The water of the pool was so clear that I could see all the way to the bottom, even at the deepest point. Seemingly strategically placed rocks were perfect for those brave enough to attempt cliff jumping, though I only chanced the smaller of the options. Yes, I’m a bit of a wimp.
Tour a coffee plantation
Boquete is known for its amazing coffee, and many of the locals are involved in its production in one way or another. Touring a coffee farm made me much more appreciative of all the work that goes into my morning cup of joe.
The coffee beans have to be carefully tended to while growing on the plant, picked, sorted, fermented, dried, processed, roasted, ground, and brewed. Whoa!
The coffee plantation tour visited Señor Tito’s Finca la Milagrosa, which produces 100% organic specialty coffee and is known for the famous Geisha coffee. The hands-on attention to each step of the process, and the very small batches were surprising to me. I had imagined coffee production as somewhat like a factory, very sterile, boring, and regimented. What I witnesses at Finca la Milagrosa was more like pure artistry.
Check out beautiful beaches in the Chiriqui Gulf
When I visited Boquete, I thought I’d left my beach days behind me in Bocas del Toro. Was I ever wrong!

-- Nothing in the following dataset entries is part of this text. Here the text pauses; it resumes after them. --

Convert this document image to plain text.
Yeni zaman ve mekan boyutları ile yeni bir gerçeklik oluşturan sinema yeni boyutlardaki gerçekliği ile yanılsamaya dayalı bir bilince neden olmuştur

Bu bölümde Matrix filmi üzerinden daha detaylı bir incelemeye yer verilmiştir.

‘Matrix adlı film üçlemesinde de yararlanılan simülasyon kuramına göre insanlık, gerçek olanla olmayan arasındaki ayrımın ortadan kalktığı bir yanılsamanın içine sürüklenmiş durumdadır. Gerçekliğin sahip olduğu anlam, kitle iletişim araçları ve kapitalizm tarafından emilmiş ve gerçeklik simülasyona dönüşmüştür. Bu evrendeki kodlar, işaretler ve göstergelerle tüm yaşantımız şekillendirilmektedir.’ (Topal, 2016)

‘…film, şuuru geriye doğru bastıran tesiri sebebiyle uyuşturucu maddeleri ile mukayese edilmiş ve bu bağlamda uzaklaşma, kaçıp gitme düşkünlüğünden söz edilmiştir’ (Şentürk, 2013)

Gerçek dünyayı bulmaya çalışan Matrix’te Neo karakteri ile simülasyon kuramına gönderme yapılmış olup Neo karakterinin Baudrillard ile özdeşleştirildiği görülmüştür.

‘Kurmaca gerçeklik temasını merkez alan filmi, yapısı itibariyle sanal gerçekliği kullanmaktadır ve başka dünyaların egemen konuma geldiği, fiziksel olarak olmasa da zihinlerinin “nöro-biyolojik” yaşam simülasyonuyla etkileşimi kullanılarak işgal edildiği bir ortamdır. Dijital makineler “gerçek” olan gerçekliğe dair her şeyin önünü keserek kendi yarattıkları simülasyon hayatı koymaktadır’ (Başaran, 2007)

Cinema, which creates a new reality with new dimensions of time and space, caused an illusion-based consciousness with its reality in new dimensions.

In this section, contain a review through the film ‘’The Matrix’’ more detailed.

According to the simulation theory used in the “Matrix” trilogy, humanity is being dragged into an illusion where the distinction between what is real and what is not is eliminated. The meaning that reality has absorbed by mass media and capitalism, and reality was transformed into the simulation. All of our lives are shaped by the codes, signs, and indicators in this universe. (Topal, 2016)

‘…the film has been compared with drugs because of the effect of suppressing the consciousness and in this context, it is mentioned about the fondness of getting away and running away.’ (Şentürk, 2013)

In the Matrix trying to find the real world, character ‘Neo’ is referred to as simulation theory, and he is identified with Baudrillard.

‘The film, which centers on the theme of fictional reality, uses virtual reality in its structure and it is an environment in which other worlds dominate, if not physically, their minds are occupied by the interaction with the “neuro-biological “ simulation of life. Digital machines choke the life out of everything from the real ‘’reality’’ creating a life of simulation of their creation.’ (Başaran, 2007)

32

One of the most beautiful beaches I visited during my stay in Panama was actually from my base in Boquete! With just a few hours in a comfortable van and a fun boat ride later, I found myself on a tiny, beautiful tropical island in the middle of the Chiriqui Gulf.
With just a few other people on the island, I could look out to the sea and seriously imagine I was a real castaway with the beach to myself. Only my situation was a lot better than being stranded, as a cooler full of refreshments and snacks awaited me.
Snorkel-lovers will be especially pleased, as friendly turtles and many species of fish await in the crystal clear waters. Sunbathers and swimmers won’t be disappointed either, as the soft swaying of the palm trees and ridiculously blue sea can’t help but put you to ease.
Brush up on your Spanish
I know what you’re thinking. Studying while on a trip? Ugh. But improving your language skills is an awesome way to leave a trip even better than you started it. And nothing gives you a sense of accomplishment like being able to apply your new skills in the real world, striking up conversations with locals and actually understanding.
Panama is one of the best countries in the world to learn or improve your Spanish. In general, Panamanians speak slowly, have an easily understandable accent, and don’t use too much slang. It’s a newbie Spanish speaker’s dream! Add to that low prices for an outstanding program taught by highly educated teachers and it’s even tougher to beat.
Habla Ya in Boquete has intensive group classes in the afternoon for 4 hours a day, or private classes scheduled to fit each student’s need. As a complete language learning dunce, I was worried about how I’d fare. Luckily, I found the group classes so fun and engaging that after a week I was shocked to find my language skills improved more than in 6 semesters of school!